Rapid Fire Abstracts
Makiya Nakashima, MSc
Research Data Scientist II
Cleveland Clinic
Makiya Nakashima, MSc
Research Data Scientist II
Cleveland Clinic
Jielin Qiu, PhD
PhD Student
Carnegie Mellon University
Peide Huang, PhD
PhD Student
Carnegie Mellon University
Po-Hao Chen, MD, MBA
Staff
Cleveland Clinic
Richard Grimm
Staff
Cleveland Clinic
Christopher Nguyen, PhD, FSCMR, FACC
Director, Cardiovascular Innovation Research Center
Cleveland Clinic
Ding Zhao, PhD
Associate Professor
CMU
Deborah Kwon, MD, FSCMR
Director of Cardiac MRI
Cleveland Clinic
David Chen, PhD
Director of Artificial Intelligence
Cleveland Clinic
Training artificial intelligence (AI) models using cardiac magnetic resonance imaging (CMR) studies is an expensive task given the relative low volume of labeled data and complexity of the image data. Current work has been focused on narrow, task specific models which rely on carefully curated datasets, resulting in bottlenecks for development of AI applications in CMR. To overcome these challenges, we propose, a multimodal learning framework which treats CMR images as videos to jointly learn embeddings between the CMR images and associated cardiologists' or radiologists' reports. We validate this framework on common downstream clinical tasks including disease classification, and image retrieval.
Methods:
We introduce CMR Contrastive Language Image Pre-training (CMRCLIP), a text-guided video embedding for CMR. The model architecture is shown in Figure 1, which contains a visual encoder to process CMR images, and a text encoder to process text reports. The model was trained on a large, single-institution dataset of CMR studies conducted between 2008 and 2022, comprising 13,787 studies. The dataset was split into 70% for training and 30% for testing. For the zero-shot classification task, 160 studies were evaluated, with further details provided in Table 2. The model was prompted with disease descriptions, leveraging its ability to associate textual descriptions with visual embeddings without requiring task-specific training data. Image embeddings are classified based on their cosine similarity to the embedding of the textual prompts.
Results:
To evaluate the efficacy of the underlying representation of CMRCLIP, we evaluate the model with retrieval and classification tasks.
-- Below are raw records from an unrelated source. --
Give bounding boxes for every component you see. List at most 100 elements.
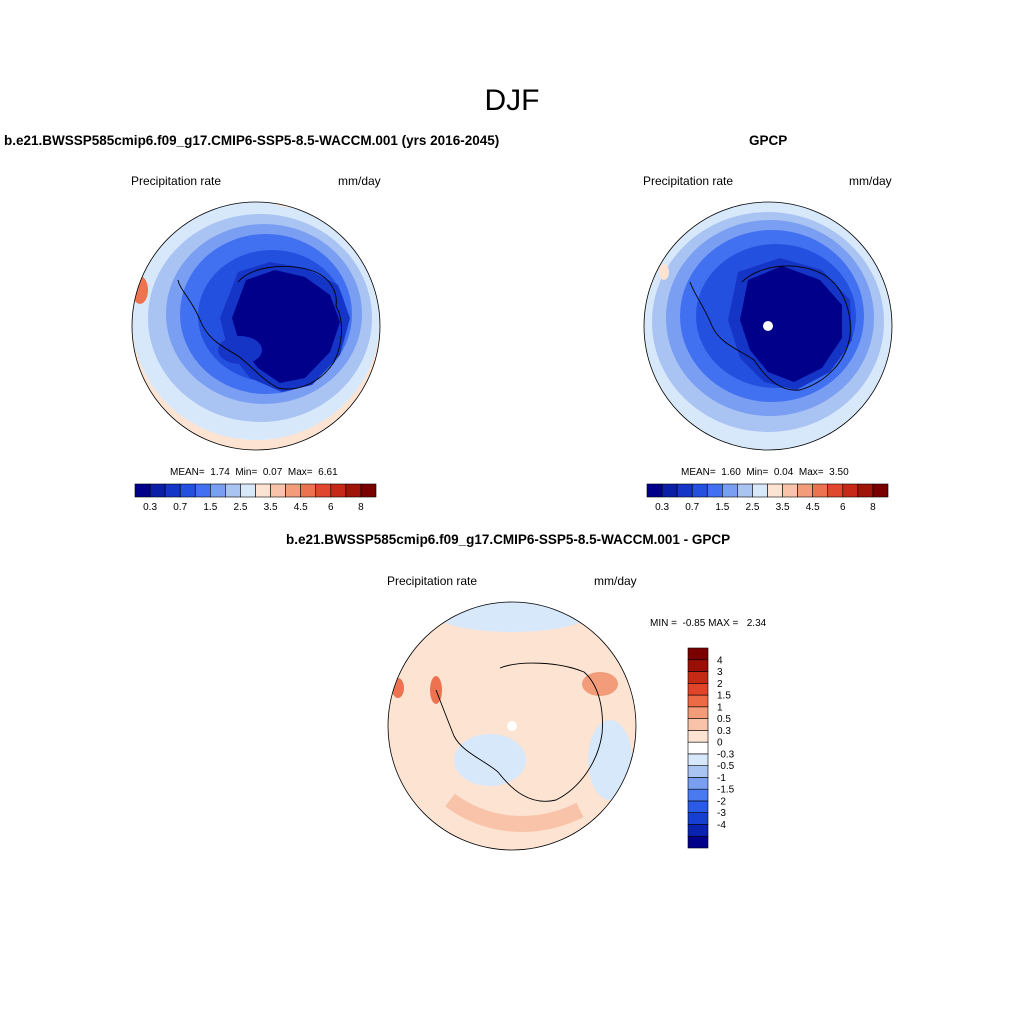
panel1-colorbar-swatch — [255, 483, 271, 498]
panel3-colorbar-tick-label: 2 — [717, 679, 723, 690]
panel2-colorbar-tick-label: 3.5 — [776, 502, 790, 513]
panel1-colorbar-tick-label: 1.5 — [203, 502, 217, 513]
panel2-colorbar-swatch — [797, 483, 813, 498]
panel2-colorbar-swatch — [857, 483, 874, 498]
panel1-colorbar-swatch — [179, 483, 196, 498]
panel3-colorbar-swatch — [687, 835, 709, 849]
panel3-colorbar-swatch — [687, 647, 709, 661]
panel1-colorbar-swatch — [270, 483, 286, 498]
panel3-colorbar-swatch — [687, 682, 709, 696]
panel3-colorbar-tick-label: 0.3 — [717, 726, 731, 737]
panel3-colorbar-tick-label: 1 — [717, 702, 723, 713]
panel2-colorbar-swatch — [706, 483, 723, 498]
panel3-colorbar-tick-label: -0.5 — [717, 761, 735, 772]
panel2-map-border — [643, 201, 893, 451]
panel2-colorbar-swatch — [722, 483, 738, 498]
panel2-colorbar-swatch — [782, 483, 798, 498]
panel3-colorbar-swatch — [687, 706, 709, 719]
panel2-colorbar-swatch — [752, 483, 768, 498]
panel2-colorbar-tick-label: 0.3 — [655, 502, 669, 513]
panel3-colorbar-swatch — [687, 777, 709, 790]
panel2-variable-label: Precipitation rate — [643, 174, 734, 188]
panel3-pole-mask — [507, 721, 517, 731]
panel1-colorbar-swatch — [300, 483, 317, 498]
panel1-map-border — [131, 201, 381, 451]
panel3-colorbar-swatch — [687, 659, 709, 672]
panel2-pole-mask — [763, 321, 773, 331]
panel2-colorbar-swatch — [691, 483, 708, 498]
panel3-colorbar-tick-label: -2 — [717, 796, 726, 807]
panel1-colorbar-swatch — [210, 483, 226, 498]
panel1-colorbar-swatch — [164, 483, 181, 498]
panel1-colorbar-swatch — [194, 483, 211, 498]
panel3-colorbar-swatch — [687, 730, 709, 743]
panel3-colorbar-tick-label: 0.5 — [717, 714, 731, 725]
panel1-colorbar-swatch — [240, 483, 256, 498]
panel3-colorbar-swatch — [687, 753, 709, 766]
panel3-colorbar-swatch — [687, 812, 709, 825]
panel3-colorbar-swatch — [687, 694, 709, 708]
panel2-title: GPCP — [749, 133, 788, 148]
panel3-colorbar-tick-label: 3 — [717, 667, 723, 678]
panel2-colorbar: 0.3 0.7 1.5 2.5 3.5 4.5 6 8 — [646, 483, 889, 513]
panel1-colorbar-swatch — [149, 483, 166, 498]
panel3-colorbar-swatch — [687, 741, 709, 755]
panel3-colorbar-tick-label: -3 — [717, 808, 726, 819]
panel2-colorbar-tick-label: 4.5 — [806, 502, 820, 513]
panel1-colorbar-swatch — [225, 483, 241, 498]
panel2-colorbar-swatch — [842, 483, 859, 498]
panel2-colorbar-swatch — [872, 483, 889, 498]
panel2-colorbar-swatch — [661, 483, 678, 498]
panel1-colorbar-swatch — [330, 483, 347, 498]
panel3-colorbar-swatch — [687, 718, 709, 731]
panel2-colorbar-swatch — [767, 483, 783, 498]
panel2-colorbar-tick-label: 8 — [870, 502, 876, 513]
panel3-colorbar-tick-label: -4 — [717, 820, 726, 831]
panel1-units-label: mm/day — [338, 174, 381, 188]
panel1-colorbar-tick-label: 0.7 — [173, 502, 187, 513]
panel3-colorbar-tick-label: -0.3 — [717, 749, 735, 760]
panel1-stats: MEAN= 1.74 Min= 0.07 Max= 6.61 — [170, 467, 338, 478]
panel2-colorbar-tick-label: 0.7 — [685, 502, 699, 513]
panel2-colorbar-swatch — [737, 483, 753, 498]
panel1-colorbar: 0.3 0.7 1.5 2.5 3.5 4.5 6 8 — [134, 483, 377, 513]
panel3-stats: MIN = -0.85 MAX = 2.34 — [650, 618, 767, 629]
panel2-units-label: mm/day — [849, 174, 892, 188]
panel3-colorbar-swatch — [687, 800, 709, 814]
panel1-variable-label: Precipitation rate — [131, 174, 222, 188]
panel2-colorbar-tick-label: 1.5 — [715, 502, 729, 513]
panel2-colorbar-tick-label: 2.5 — [745, 502, 759, 513]
panel3-colorbar-swatch — [687, 671, 709, 684]
panel1-colorbar-tick-label: 0.3 — [143, 502, 157, 513]
panel3-map-border — [387, 601, 637, 851]
panel1-title: b.e21.BWSSP585cmip6.f09_g17.CMIP6-SSP5-8… — [4, 133, 500, 148]
panel3-colorbar-tick-label: -1.5 — [717, 785, 735, 796]
figure-title: DJF — [484, 84, 540, 117]
panel2-stats: MEAN= 1.60 Min= 0.04 Max= 3.50 — [681, 467, 849, 478]
panel2-colorbar-tick-label: 6 — [840, 502, 846, 513]
panel1-map — [132, 202, 380, 450]
panel2-colorbar-swatch — [646, 483, 663, 498]
panel1-colorbar-swatch — [345, 483, 362, 498]
panel3-colorbar-tick-label: -1 — [717, 773, 726, 784]
panel3-colorbar-swatch — [687, 765, 709, 778]
panel3-variable-label: Precipitation rate — [387, 574, 478, 588]
panel3-colorbar-swatch — [687, 788, 709, 802]
panel3-title: b.e21.BWSSP585cmip6.f09_g17.CMIP6-SSP5-8… — [286, 532, 731, 547]
panel1-colorbar-tick-label: 2.5 — [233, 502, 247, 513]
panel3-colorbar-tick-label: 4 — [717, 655, 723, 666]
panel1-colorbar-tick-label: 4.5 — [294, 502, 308, 513]
panel3-colorbar-swatch — [687, 824, 709, 837]
panel2-colorbar-swatch — [827, 483, 844, 498]
panel3-colorbar-tick-label: 1.5 — [717, 691, 731, 702]
panel1-colorbar-swatch — [360, 483, 377, 498]
panel1-colorbar-swatch — [134, 483, 151, 498]
panel1-colorbar-tick-label: 6 — [328, 502, 334, 513]
panel1-colorbar-tick-label: 3.5 — [264, 502, 278, 513]
panel2-colorbar-swatch — [676, 483, 693, 498]
panel1-colorbar-swatch — [315, 483, 332, 498]
panel1-colorbar-tick-label: 8 — [358, 502, 364, 513]
panel2-colorbar-swatch — [812, 483, 829, 498]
Table 1 shows the retrieval results. CMRCLIP demonstrates remarkable retrieval performance (Video-to-Text Retrieval @ 50 = 56.4) across a wide range of CMR data formats and all metrics. Overall, we found that CMRCLIP significantly outperformed zero-shot. In the classification, our CMRCLIP model demonstrated effective classification of left ventricle dysfunction, left ventricle dilation, and left ventricle hypertrophy, achieving macro AUCs of 0.86, 0.79, and 0.82, respectively. (Figure 2).
Conclusion:
In this work, we proposed the multimodal vision-language contrastive learning framework, which enables the acquisition of Cardiovascular Magnetic Resonance (CMR) representations accompanied by associated cardiologist’s reports. CMRCLIP demonstrates significant potential for advancing AI applications in CMR, particularly in disease classification and image retrieval tasks.
Figure1: The overall architecture of our model, where the visual encoder processes sequences of CMR images and the text encoder processes the text from the “impression” section of the corresponding reports.
Figure2: Receiver Operating Characteristic (ROC) Curve with CMRCLIP zero-shot classification.